Angus’s father, old Robbie Cameron, took his broad leather belt to Callum for telling lies. Angus found Callum crying in the stable more than once, not from the whipping, but from sheer terror he would see the dead lady again. He wasn’t ten years old at the time. Angus put his arm around his brother’s shoulders and held him until he stopped crying, but he could do nothing to help him.
After three months of constant tension and uncertainty, Angus woke in the middle of the night while Callum still slept in the bed next to him. Their other brothers snored and didn’t notice the shimmering specter hovering at the foot of the bed.
Angus froze stiff. He couldn’t breathe to wake anybody up. The lady’s mouth moved, just the way Callum described it. Angus’s blood ran cold, and the hair stood up along his back. In desperation to do something, anything, he groped to one side and gripped the first leg he found.
His second brother, young Robbie, started out a dead sleep. He whipped upright before his eyes fully opened. Then he saw the lady, too. Both brothers watched in stunned horror until the ghost disappeared.

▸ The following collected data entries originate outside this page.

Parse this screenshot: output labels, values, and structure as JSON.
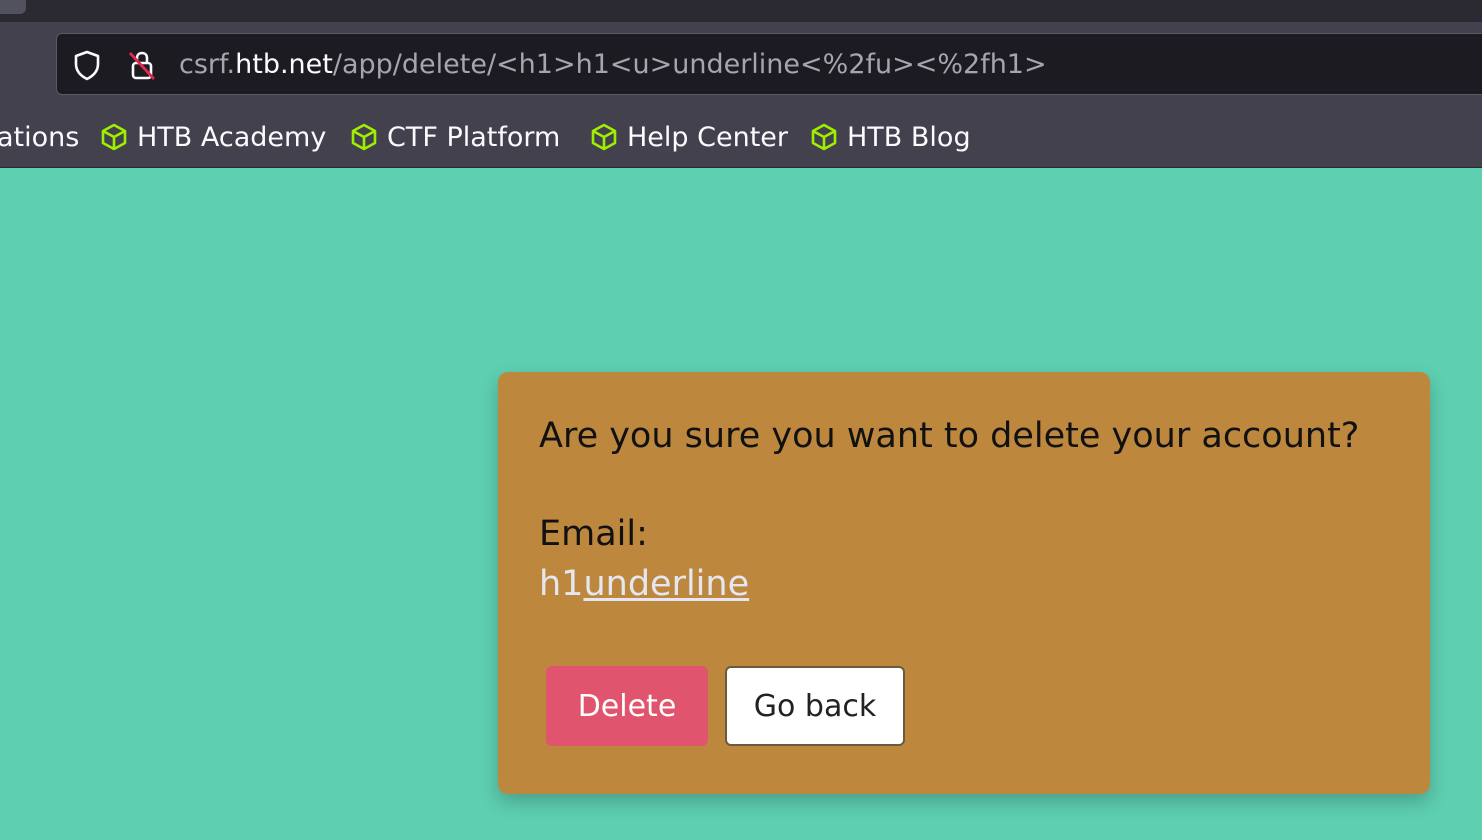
{
  "browser": {
    "url": {
      "prefix": "csrf.",
      "host": "htb.net",
      "path": "/app/delete/<h1>h1<u>underline<%2fu><%2fh1>"
    },
    "bookmarks": [
      {
        "label": "ations",
        "icon": null
      },
      {
        "label": "HTB Academy",
        "icon": "htb-cube-icon"
      },
      {
        "label": "CTF Platform",
        "icon": "htb-cube-icon"
      },
      {
        "label": "Help Center",
        "icon": "htb-cube-icon"
      },
      {
        "label": "HTB Blog",
        "icon": "htb-cube-icon"
      }
    ],
    "bookmark_icon_color": "#9fef00"
  },
  "dialog": {
    "question": "Are you sure you want to delete your account?",
    "email_label": "Email:",
    "email_value_plain": "h1",
    "email_value_underlined": "underline",
    "delete_label": "Delete",
    "back_label": "Go back"
  },
  "colors": {
    "page_background": "#5ecfb1",
    "card_background": "#bd883e",
    "delete_button": "#e0546d"
  }
}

The next morning, they went together to their father to tell what they’d seen. Their father said nothing. He never apologized to Callum for making a mistake, and nothing more was said about the incident. The ghost lady never returned, and peace descended over the Cameron household once more.

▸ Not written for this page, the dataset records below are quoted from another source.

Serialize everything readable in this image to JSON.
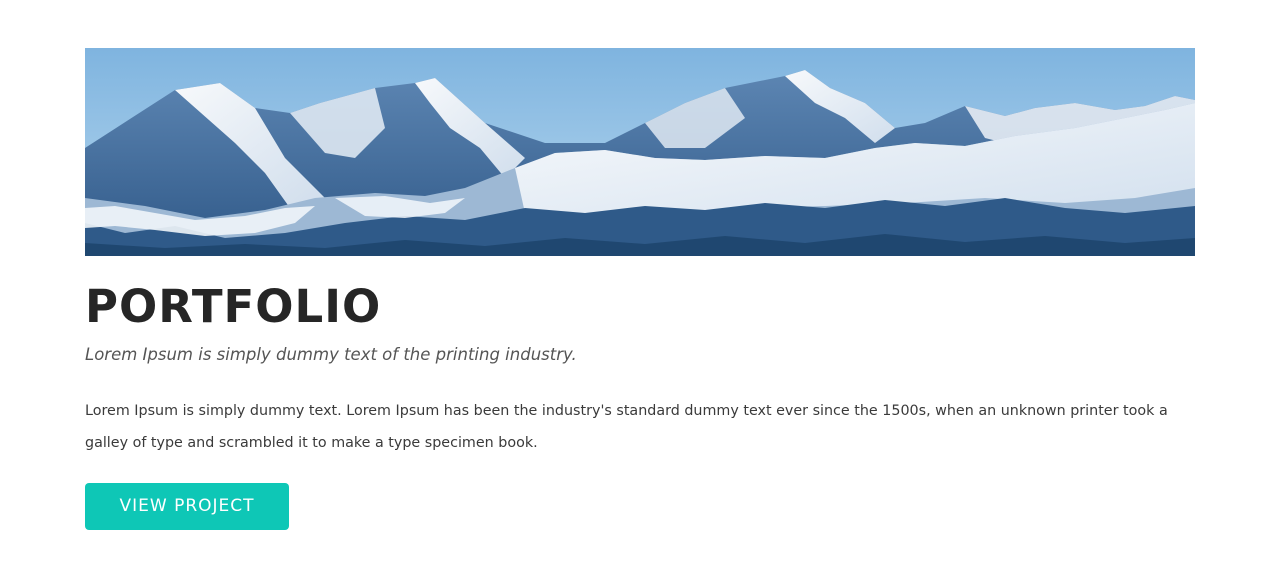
{
  "hero": {
    "image_name": "snowy-mountain-range-banner",
    "sky_color": "#8fc3e6",
    "snow_color": "#f4f7fb",
    "rock_color": "#3f6a99"
  },
  "portfolio": {
    "title": "PORTFOLIO",
    "subtitle": "Lorem Ipsum is simply dummy text of the printing industry.",
    "description": "Lorem Ipsum is simply dummy text. Lorem Ipsum has been the industry's standard dummy text ever since the 1500s, when an unknown printer took a galley of type and scrambled it to make a type specimen book.",
    "button_label": "VIEW PROJECT",
    "accent_color": "#0ec7b6"
  }
}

Angus always trusted Robbie. Robbie never bucked Angus’s authority for being the oldest, and the two supported each other through everything. They ruled their other three brothers together, but while Callum clung to Angus after the ghost incident, the youngest two always fawned on Robbie.
Taller than the others with thick curly copper hair, a divine light glowed out of Robbie. Anyone could believe he was destined to rule the Camerons, but destiny played a trick on him by making him second to Angus.
No one felt this more than Angus, and he deferred to Robbie whenever possible. Robbie even carried his father’s name. Angus wished more than once on this ill-fated journey he’d been born second. He would gladly hand over the reins to his younger brother, but that could never be.
The younger two, Fergus and Jamie, never questioned what their older three brothers decided to do. If the older three decided to leave their ruined castle to trek across dangerous lands in search of something no one knew existed, who were they to question it?
As it happened, Angus had plenty of opportunity to praise Providence they agreed to come. The older of the two, Fergus considered everything more deeply. He saw things in the distance Angus learned a long time ago not to ask about. Fergus heard things in the wind and thought things in his mind no mortal would ever understand. Of all five brothers, he comprehended the stakes best, but he never gave anything away.
He knew how to fight, though. No one dared stand up to his sword, and he saved his brothers’ lives more than once by warning them of danger and defending them when it came.
The same couldn’t be said for Jamie. Forever clowning, forever joking and cutting up, Jamie never took anything seriously, not even a battle to the death. If his enemy rushed him and knocked him over and slashed him to ribbons, he laughed it all off. He danced to his feet and returned the favor without batting an eyelash.